Interesting comments on the previous post. After reading these two reviews on Slate, however, one against Nintendo's new Wii, and one ostensibly for the Wii, but also kind of against it anyway, I think the XBox 360 is going to be the one for me. Over the long haul, I need a system that will allow me to commit heinous (though digital) acts of ultra-violence (think "Hitman"), and the Wii will never ever let me do that. Looks like it's going to be me and the fine folks at Microsoft walking hand in hand down Video Game Avenue for the next 5 years or so.
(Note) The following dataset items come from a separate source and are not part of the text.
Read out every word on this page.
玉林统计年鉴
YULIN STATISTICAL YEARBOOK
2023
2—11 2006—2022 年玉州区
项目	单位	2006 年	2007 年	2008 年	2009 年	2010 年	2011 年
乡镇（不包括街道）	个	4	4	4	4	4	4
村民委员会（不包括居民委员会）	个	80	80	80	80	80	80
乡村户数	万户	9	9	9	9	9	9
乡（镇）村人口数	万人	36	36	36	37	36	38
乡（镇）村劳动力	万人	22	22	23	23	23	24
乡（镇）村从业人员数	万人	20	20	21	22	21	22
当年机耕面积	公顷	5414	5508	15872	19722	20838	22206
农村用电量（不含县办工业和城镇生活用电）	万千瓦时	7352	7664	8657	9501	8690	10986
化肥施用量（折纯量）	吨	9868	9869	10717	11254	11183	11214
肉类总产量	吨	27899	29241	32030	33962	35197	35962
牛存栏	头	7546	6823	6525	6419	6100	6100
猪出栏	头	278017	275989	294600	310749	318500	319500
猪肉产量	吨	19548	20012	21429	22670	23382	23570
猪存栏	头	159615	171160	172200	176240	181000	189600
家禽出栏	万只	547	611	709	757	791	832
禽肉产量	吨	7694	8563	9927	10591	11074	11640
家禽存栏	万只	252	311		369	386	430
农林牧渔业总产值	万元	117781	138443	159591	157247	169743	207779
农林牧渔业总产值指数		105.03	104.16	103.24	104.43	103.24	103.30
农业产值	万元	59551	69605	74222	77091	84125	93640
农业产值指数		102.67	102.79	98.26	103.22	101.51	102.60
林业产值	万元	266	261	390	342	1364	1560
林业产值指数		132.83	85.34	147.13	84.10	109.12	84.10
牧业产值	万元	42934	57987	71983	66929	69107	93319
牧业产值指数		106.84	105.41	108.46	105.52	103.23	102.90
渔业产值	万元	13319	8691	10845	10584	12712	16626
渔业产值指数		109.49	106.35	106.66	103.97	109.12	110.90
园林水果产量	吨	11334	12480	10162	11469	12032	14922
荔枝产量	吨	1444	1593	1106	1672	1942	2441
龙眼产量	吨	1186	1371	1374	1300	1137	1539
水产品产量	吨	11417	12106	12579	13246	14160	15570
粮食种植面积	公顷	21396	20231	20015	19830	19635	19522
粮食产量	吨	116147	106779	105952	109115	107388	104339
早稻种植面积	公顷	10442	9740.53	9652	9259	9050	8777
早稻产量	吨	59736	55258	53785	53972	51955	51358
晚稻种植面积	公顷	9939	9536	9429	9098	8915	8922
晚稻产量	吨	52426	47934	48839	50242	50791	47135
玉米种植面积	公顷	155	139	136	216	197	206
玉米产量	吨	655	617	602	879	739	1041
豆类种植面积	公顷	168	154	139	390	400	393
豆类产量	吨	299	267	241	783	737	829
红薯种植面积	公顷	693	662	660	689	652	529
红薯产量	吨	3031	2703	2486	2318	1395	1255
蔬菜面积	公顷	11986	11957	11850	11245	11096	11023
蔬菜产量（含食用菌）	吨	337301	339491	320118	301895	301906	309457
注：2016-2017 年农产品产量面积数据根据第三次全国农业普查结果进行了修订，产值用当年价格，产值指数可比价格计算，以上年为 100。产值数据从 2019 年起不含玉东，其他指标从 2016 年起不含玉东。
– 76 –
Anyway, "Borat". Peggy and I saw this in a packed theater on Friday night. And I mean packed. I can't remember the last time I was in a theater this full-- maybe not since the last installment of the "Lord of the Rings" trilogy. Even the front row was fully-stocked. I thought it was a funny movie. I laughed at a pretty regular clip throughout, as did my audience. But the funniest part of the movie for me came out of a scripted scene, a scene not at all dependent on the credulous and overly-polite Americans upon which Cohen preys; I speak of course of the man-on-man naked Kazakh wrestling in the hotel room scene. I laughed very very hard at this. Not Cougar-Scene-in-"Talladega Nights" hard, but tearfully, certainly. What I liked least about the movie was what made up the bulk of "Borat": the scenes involving the dupes. Whether it was the genteel southerners in Alabama who hosted Borat for dinner or the moronic, racist, mysogenistic frat boys he hitched a ride with, that kind of humor just makes me uncomfortable and there's not much that's funny about it. I think Christopher Hitchens was right when he wrote that "Borat" is less a testament to the inate racism and backwardness of rural America than it is evidence of America's surfeit of politeness. (Maybe not so much in New York when Borat was trying to kiss fellow pedestrians, but that's the big city.) Though I guess there's a sort of pleasure in watching small-minded and ignorant sons of bitches hang themselves with their own words, but overall it just seemed like a smart Cambridge graduate from England coming into the American countryside to pick on some hick yokels. Don't they have ignorant hicks in England?
Also, I thought the transitions between the bits were clunky; just throwing up some subtitles while the fat guy talks to Borat in the ice cream truck about which "important interview" they had to prep for next seemed kind of lazy. Overall "Borat" felt like an overlong episode of his HBO show featuring just the one character, but despite the apparent shoestring budget, Cohen manages to pull it off. I didn't love it, but the movie's entertaining and very funny in parts.
(And what's the concensus on the Pam Anderson thing? She had to be in on it, right? Otherwise wouldn't Cohen have had to go to jail for a time.)
Also, Robert Altman, the auteur who directed classics like "Popeye" and "A Prarie Home Companion" and "Dr. T and the Women", died today. Maybe this will inspire me to get up off my ass and see some of the movies he's actually famous for. Anyway, it's sad. Not Kubrick sad, but you know. Sad.